La somnifobia o hipnofobia representa un miedo irracional e incontrolable a dormir. Daniela Silva, especialista en Medicina Interna y E-Health Medical Manager de Cigna Healthcare, considera fundamental identificar este trastorno a tiempo. El tratamiento oportuno evita que se consolide un patrón de sueño fragmentado que dañe la salud de forma persistente.
Silva explica que quienes padecen esta condición perciben el descanso como un momento de estrés. La ansiedad surge ante el temor de sufrir pesadillas o el miedo a no despertar nunca. Según la doctora, estas personas asocian la cama con la posibilidad de que algo malo ocurra durante la noche.

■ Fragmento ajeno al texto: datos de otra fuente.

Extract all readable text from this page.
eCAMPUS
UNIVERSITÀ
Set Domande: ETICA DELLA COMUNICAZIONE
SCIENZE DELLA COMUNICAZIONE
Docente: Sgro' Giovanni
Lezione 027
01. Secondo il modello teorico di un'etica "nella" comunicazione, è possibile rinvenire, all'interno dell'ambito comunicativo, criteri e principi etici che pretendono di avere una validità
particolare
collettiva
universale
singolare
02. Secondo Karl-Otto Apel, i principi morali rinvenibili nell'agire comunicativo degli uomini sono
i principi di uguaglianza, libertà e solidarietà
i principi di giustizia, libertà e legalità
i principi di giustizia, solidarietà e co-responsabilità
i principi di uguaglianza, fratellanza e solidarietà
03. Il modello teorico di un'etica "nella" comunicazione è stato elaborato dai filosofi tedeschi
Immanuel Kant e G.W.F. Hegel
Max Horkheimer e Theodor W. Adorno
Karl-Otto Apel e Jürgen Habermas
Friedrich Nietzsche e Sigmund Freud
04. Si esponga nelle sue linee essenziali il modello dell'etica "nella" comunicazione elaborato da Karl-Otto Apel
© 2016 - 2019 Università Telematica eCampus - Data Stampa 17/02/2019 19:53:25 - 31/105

Esta interpretación hace que el cerebro active sistemas de alerta cuando el organismo requiere recuperarse. Silva detalla que dicha reacción altera los procesos biológicos y dificulta la regulación emocional. El cuerpo pierde su capacidad para lograr la recuperación física necesaria tras la jornada diaria.
La somnifobia produce síntomas físicos como respiración entrecortada o sensación de falta de aire. El estado de pánico impide que el cuerpo alcance la calma necesaria para iniciar el sueño. Este trastorno aumenta la liberación de adrenalina y cortisol, lo cual genera palpitaciones, temblores y sudoración excesiva.

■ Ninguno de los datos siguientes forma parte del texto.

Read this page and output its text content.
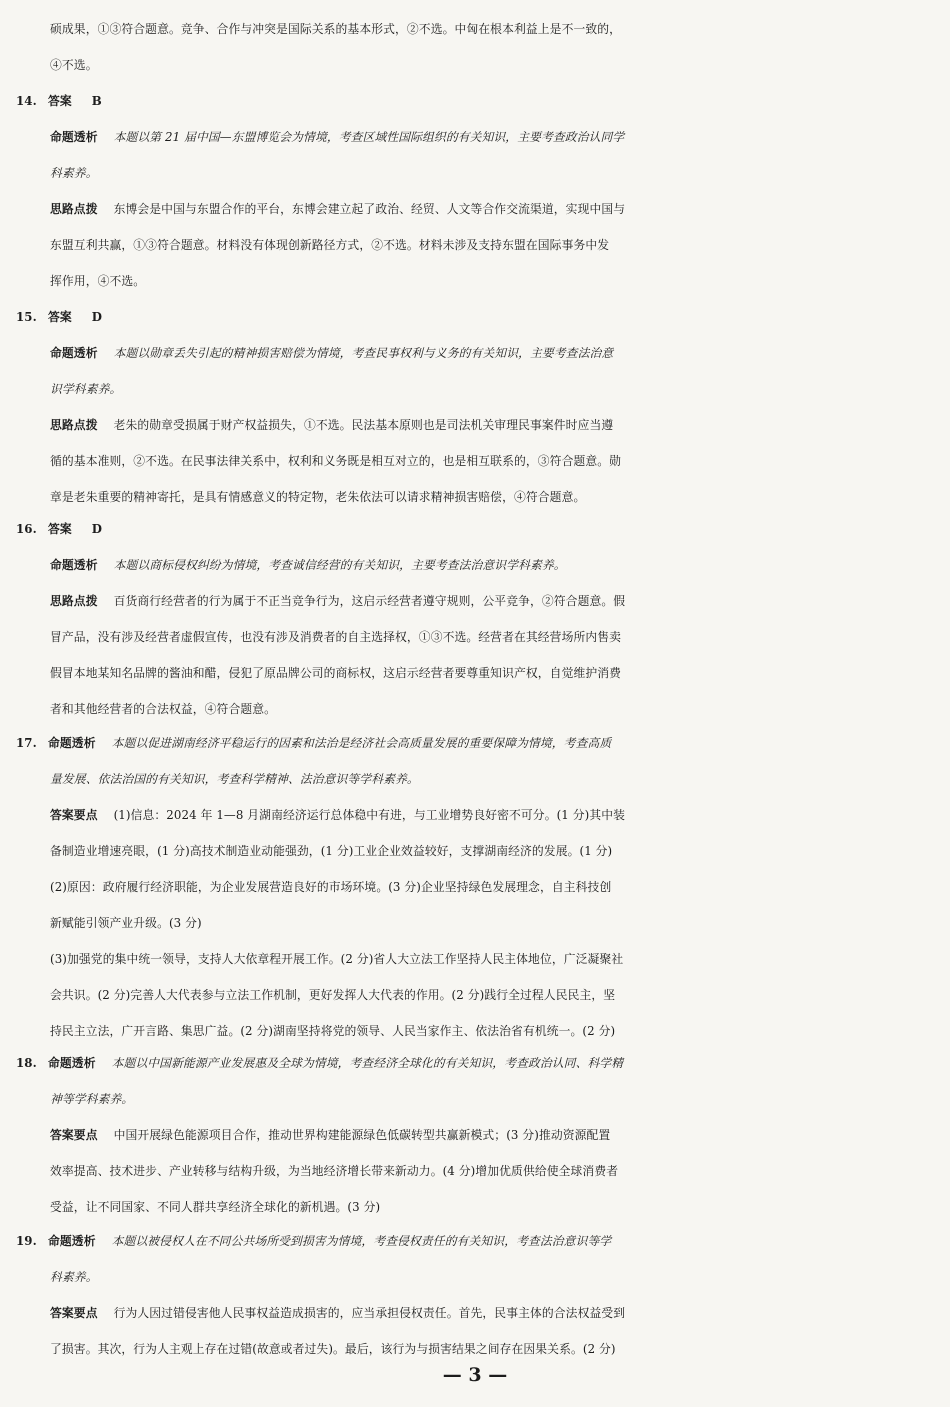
硕成果，①③符合题意。竞争、合作与冲突是国际关系的基本形式，②不选。中匈在根本利益上是不一致的，
④不选。
14. 答案 B
命题透析 本题以第 21 届中国—东盟博览会为情境，考查区域性国际组织的有关知识，主要考查政治认同学
科素养。
思路点拨 东博会是中国与东盟合作的平台，东博会建立起了政治、经贸、人文等合作交流渠道，实现中国与
东盟互利共赢，①③符合题意。材料没有体现创新路径方式，②不选。材料未涉及支持东盟在国际事务中发
挥作用，④不选。
15. 答案 D
命题透析 本题以勋章丢失引起的精神损害赔偿为情境，考查民事权利与义务的有关知识，主要考查法治意
识学科素养。
思路点拨 老朱的勋章受损属于财产权益损失，①不选。民法基本原则也是司法机关审理民事案件时应当遵
循的基本准则，②不选。在民事法律关系中，权利和义务既是相互对立的，也是相互联系的，③符合题意。勋
章是老朱重要的精神寄托，是具有情感意义的特定物，老朱依法可以请求精神损害赔偿，④符合题意。
16. 答案 D
命题透析 本题以商标侵权纠纷为情境，考查诚信经营的有关知识，主要考查法治意识学科素养。
思路点拨 百货商行经营者的行为属于不正当竞争行为，这启示经营者遵守规则，公平竞争，②符合题意。假
冒产品，没有涉及经营者虚假宣传，也没有涉及消费者的自主选择权，①③不选。经营者在其经营场所内售卖
假冒本地某知名品牌的酱油和醋，侵犯了原品牌公司的商标权，这启示经营者要尊重知识产权，自觉维护消费
者和其他经营者的合法权益，④符合题意。
17. 命题透析 本题以促进湖南经济平稳运行的因素和法治是经济社会高质量发展的重要保障为情境，考查高质
量发展、依法治国的有关知识，考查科学精神、法治意识等学科素养。
答案要点 (1)信息：2024 年 1—8 月湖南经济运行总体稳中有进，与工业增势良好密不可分。(1 分)其中装
备制造业增速亮眼，(1 分)高技术制造业动能强劲，(1 分)工业企业效益较好，支撑湖南经济的发展。(1 分)
(2)原因：政府履行经济职能，为企业发展营造良好的市场环境。(3 分)企业坚持绿色发展理念，自主科技创
新赋能引领产业升级。(3 分)
(3)加强党的集中统一领导，支持人大依章程开展工作。(2 分)省人大立法工作坚持人民主体地位，广泛凝聚社
会共识。(2 分)完善人大代表参与立法工作机制，更好发挥人大代表的作用。(2 分)践行全过程人民民主，坚
持民主立法，广开言路、集思广益。(2 分)湖南坚持将党的领导、人民当家作主、依法治省有机统一。(2 分)
18. 命题透析 本题以中国新能源产业发展惠及全球为情境，考查经济全球化的有关知识，考查政治认同、科学精
神等学科素养。
答案要点 中国开展绿色能源项目合作，推动世界构建能源绿色低碳转型共赢新模式；(3 分)推动资源配置
效率提高、技术进步、产业转移与结构升级，为当地经济增长带来新动力。(4 分)增加优质供给使全球消费者
受益，让不同国家、不同人群共享经济全球化的新机遇。(3 分)
19. 命题透析 本题以被侵权人在不同公共场所受到损害为情境，考查侵权责任的有关知识，考查法治意识等学
科素养。
答案要点 行为人因过错侵害他人民事权益造成损害的，应当承担侵权责任。首先，民事主体的合法权益受到
了损害。其次，行为人主观上存在过错(故意或者过失)。最后，该行为与损害结果之间存在因果关系。(2 分)
— 3 —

El temor genera náuseas, pesadez de estómago o malestar abdominal antes de ir a la cama. Los afectados retrasan la hora de dormir y esto perpetúa la falta de descanso. El cerebro entra en un estado de hipervigilancia constante debido a los pensamientos catastrofistas mencionados por la especialista.
Esta alerta cognitiva impide la relajación necesaria para iniciar el ciclo del sueño. El trastorno altera la consolidación de las fases REM y profundas del descanso. Dichas etapas resultan vitales para la memoria, la reparación física y la estabilidad emocional.